Create a dask cluster to run a provided function
Package version
blosc --> 1.10.6
cloudpickle --> 2.2.1
dask --> 2023.3.0
distributed --> 2023.3.0
lz4 --> 4.3.2
msgpack --> 1.0.4
numpy --> 1.24.2
pandas --> 1.5.3
toolz --> 0.12.0
tornado --> 6.2
python --> 3.8.0.final.0
You will want the client (the environment you are launching the ECS cluster from) to have the above libraries and versions matched. Check client_requirements_py38.txt.
-
Importing:
import svclusterlib` from svclusterlib import daskfunctions
-
Usage:
daskfunctions.runTask(mode, func, project, num_workers, worker_vcpu, worker_memory, return_result)

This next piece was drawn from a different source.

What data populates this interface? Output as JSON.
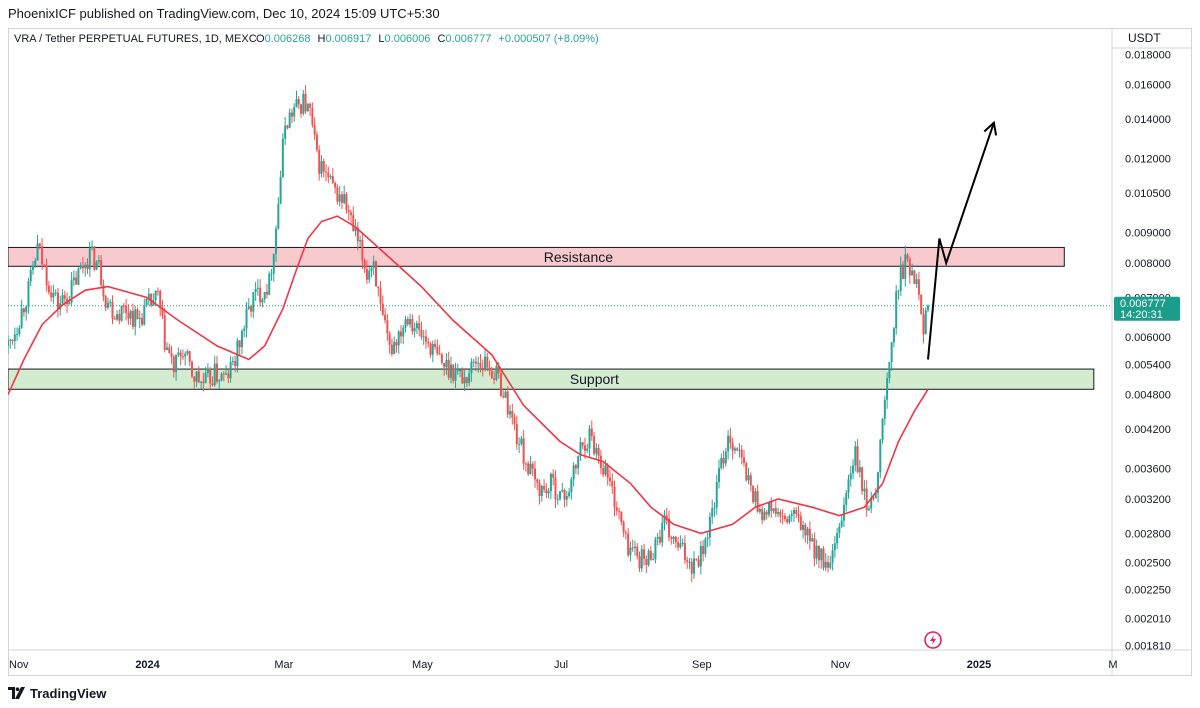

- param mode --> string --> "local", "ecsspot" or "fargate" --REQUIRED
- param func --> function --> The function to be run in the cluster -- REQUIRED
- param project --> string --> The project to run, which determines the image to use. "research", "data_quality" or "latest" --> default is "research" -- REQUIRED
- param num_workers --> int --> Number of workers to start on cluster creation. Default 3 --OPTIONAL
- param worker_vcpu --> int --> The amount of CPU to request for worker tasks in milli-cpu (1/1024). Valid options (1024, 2048, 4096, etc). Default 4096 --OPTIONAL
- param worker_memory --> int --> The amount of memory to request for worker tasks in MB. Default 8192 --OPTIONAL
- param return_result -> boolean -> Whether to return the results of the ran function -- default is False
-
Examples: *
daskfunctions.runTask("fargate", func, "research", 3, 2048, 8192)
--> Creates a fargate cluster using research image with 3 workers, each with 2vCPUs and 8GB memory to run the function
func
. *daskfunctions.runTask("fargate", func, "data_quality", 4, 2048, 4096)
--> Creates a fargate cluster using data_quality image with 4 workers, each with 2vCPUs and 4GB memory to run the function
func
. *daskfunctions.runTask("fargate", func, "latest", 4, 2048, 4096)
--> Creates a fargate cluster using latest Dask image (currently py3.8) with 4 workers, each with 2vCPUs and 4GB memory to run the function
func
. *daskfunctions.runTask("fargate", func, "research", 4, 2048, 4096, True)
--> Creates a fargate cluster using research image with 4 workers, each with 2vCPUs and 4GB memory to run the function
func
and return the result of the function. *daskfunctions.runTask("local", func, "research", 4)
--> Creates a local dask cluster using research image with 4 workers to run the function
func
. -
Note:
-
The function to run must be include a joblib context.
with joblib.parallel_backend("dask"): searcher.fit(X,y)
-